AFRICA.

—W. F. Mieville has been appointed English consul at Khartoum.

—Ambassadors from Abyssinia have gone to Cairo to regulate the question of the frontiers and to seek the appointment of consuls of the two countries—of Egypt and of Abyssinia.

—After working with an indefatigable zeal to gather the means necessary to the establishment of a new mission, Mr. Coillard will set out with his wife in May to found a station between the Zambeze and Lake Bangueolo.

—Mgr. Taurin Cahaque, apostolic vicar, has made from Harrar an excursion among the Gallas and founded a station around which he hopes to gather a Christian colony.

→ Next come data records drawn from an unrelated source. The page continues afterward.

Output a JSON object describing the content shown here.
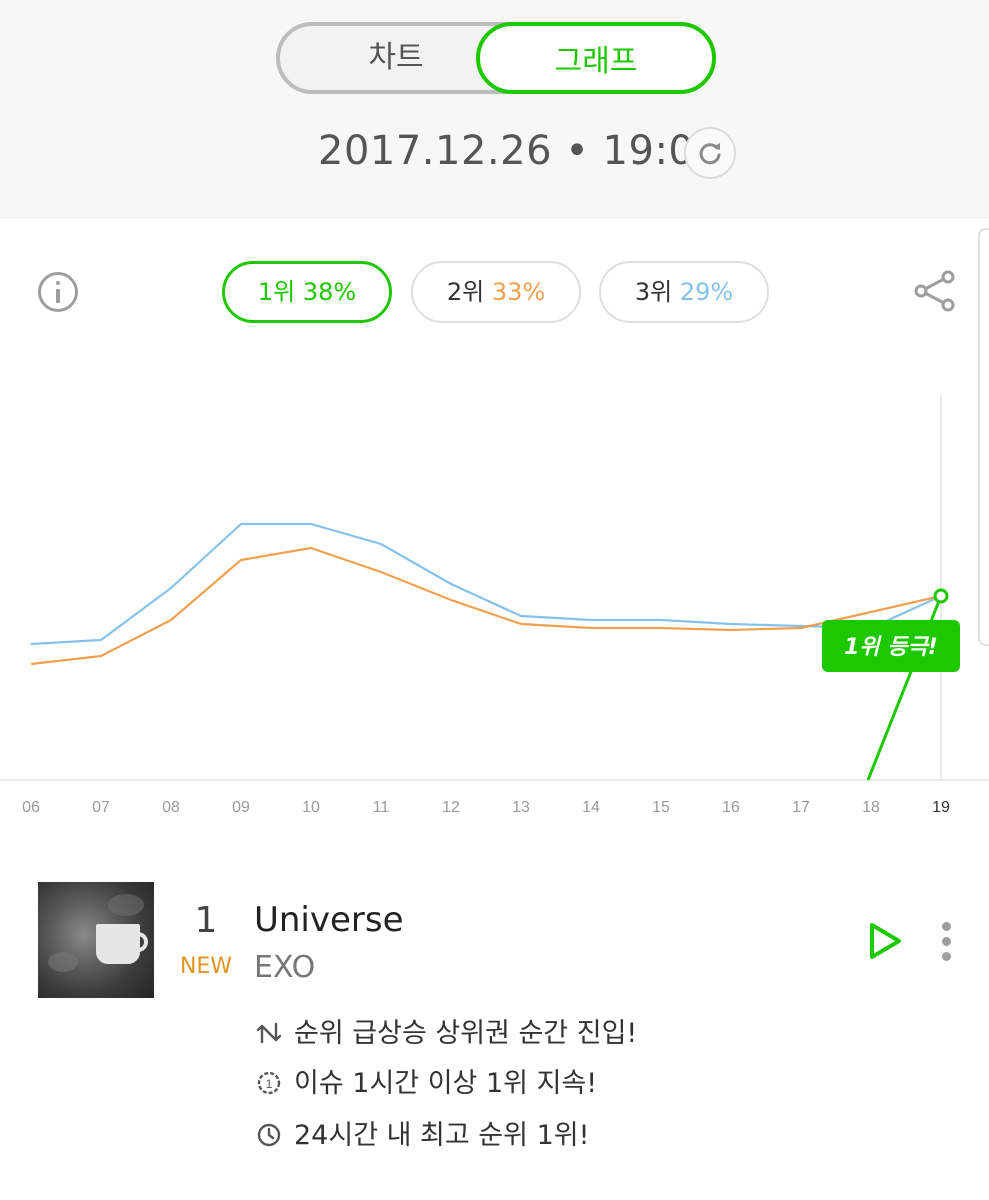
{
  "toggle": {
    "chart_label": "차트",
    "graph_label": "그래프",
    "selected": "그래프"
  },
  "header": {
    "datetime": "2017.12.26 • 19:00"
  },
  "icons": {
    "refresh": "refresh-icon",
    "info": "info-icon",
    "share": "share-icon",
    "play": "play-icon",
    "more": "more-vertical-icon",
    "rank_up": "rank-up-icon",
    "sustain": "sustain-icon",
    "clock": "clock-icon"
  },
  "legend": {
    "items": [
      {
        "rank": "1위",
        "percent": "38%"
      },
      {
        "rank": "2위",
        "percent": "33%"
      },
      {
        "rank": "3위",
        "percent": "29%"
      }
    ]
  },
  "colors": {
    "accent": "#1ec800",
    "second": "#f0a050",
    "third": "#85c1ea"
  },
  "chart_data": {
    "type": "line",
    "x": [
      "06",
      "07",
      "08",
      "09",
      "10",
      "11",
      "12",
      "13",
      "14",
      "15",
      "16",
      "17",
      "18",
      "19"
    ],
    "ylim": [
      0,
      100
    ],
    "grid": false,
    "series": [
      {
        "values": [
          null,
          null,
          null,
          null,
          null,
          null,
          null,
          null,
          null,
          null,
          null,
          null,
          null,
          46
        ]
      },
      {
        "values": [
          29,
          31,
          40,
          55,
          58,
          52,
          45,
          39,
          38,
          38,
          37.5,
          38,
          42,
          46
        ]
      },
      {
        "values": [
          34,
          35,
          48,
          64,
          64,
          59,
          49,
          41,
          40,
          40,
          39,
          38.5,
          38,
          46
        ]
      }
    ],
    "annotation": {
      "x": "19",
      "text": "1위 등극!"
    }
  },
  "song": {
    "rank": "1",
    "badge": "NEW",
    "title": "Universe",
    "artist": "EXO"
  },
  "features": [
    "순위 급상승 상위권 순간 진입!",
    "이슈 1시간 이상 1위 지속!",
    "24시간 내 최고 순위 1위!"
  ]
}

—The council of ministers at Cairo has decided upon the complete abolition of slavery in Egypt. Abdelkader Pasha has been nominated Governor of Soudan. A special administration of the Soudan has been created at Cairo with the purpose of making out the statement of receipts and expenditures of that province and of re-organizing the military service with a view of maintaining order upon the Abyssinian frontier. It will take measures for the complete suppression of the slave trade.

—A company with a capital of 150,000 livres sterling has been formed under the name of River Gambia Trading Company, to develop commerce on the Gambia, which is navigable for 640 kilometers.

—The Church Missionary Society has established at Lokodja, near the confluence of the Niger and the Bénoué, a school to teach the native instructors the English language and the language spoken along the lower Niger.

—Mgr. Lavigerie, promoter of the missions of Algeria, has transferred to Malta the college which was formerly at St. Louis, to prepare a medical faculty for the Negroes of Equatorial Africa and the Soudan.

—A dispatch from Tripoli to the English Journal announces that 600 native Algerians of the Chambas tribe have proceeded to Ghadamès to demand the punishment of the Touaregs who assassinated the missionaries and ill-treated the Chambas.

—In a war between the tribe of the Paums and that of the Veys, sustained by the government of Liberia, the latter have been beaten and in part massacred, and the survivors have fled to Cape Mount, where help has been given them by the American missionaries. The government of the United States has sent the ship Essex to aid the troops of Liberia against the Paums who intercept communication between Monrovia and the northwest whence they obtain palm oil.

—Dr. Krapf, one of the pioneers of missionary work in Central Africa, has just died. Entering the service of the English missions in 1837, he sailed on the Tiger, the Choa and the Amhara. Not being able to enter the country of the Gallas by the north, he conceived the project of attacking the continent by the east, and in 1844 commenced with his friend Rebmann the mission of Mombas. His travels gave impulse to the discoveries of the last 25 years. Since 1856 he has been living at Wurtemberg, occupying himself with literary works upon the languages of eastern Africa.

INDIAN MEDICINE MAN.

THE INDIANS.

—The Superintendent of the Indian School at Caddo recently prepared a concert exercise with an illuminated Jacob’s Ladder. The sides and steps were covered with tissue paper of different colors. On each step were five wax tapers which lighted up cornucopias filled with candies. A lecture was given on Jacob’s Dream, accompanied with appropriate music, etc. Over 80 Indian children were in attendance. The occasion is said to have been a grand and beautiful one, cheering beyond thought to the heart of the Christian workers.

—Rev. S. G. Wright, of Leech Lake, Minn., writes: Our school was a real success. Several of our scholars began a life of prayer during the winter, and all were much improved. The Christian women who were converted when we were here before still regularly sustain a prayer meeting. We have just buried one of our staunch Christian men. His daily life in all places was a living testimony to the power of the Gospel to save even this poor despised people. In his long sickness of five months he exemplified the patience of the Gospel.

—Tindestak, Alaska, is a Chilcat village of 16 houses and 162 people. Each of the houses cost the Indian owners over a thousand dollars. Their desire, however, for the Gospel was so great that the whole population left the village last October and moved to the new mission station at Willard that they might have school and church privileges.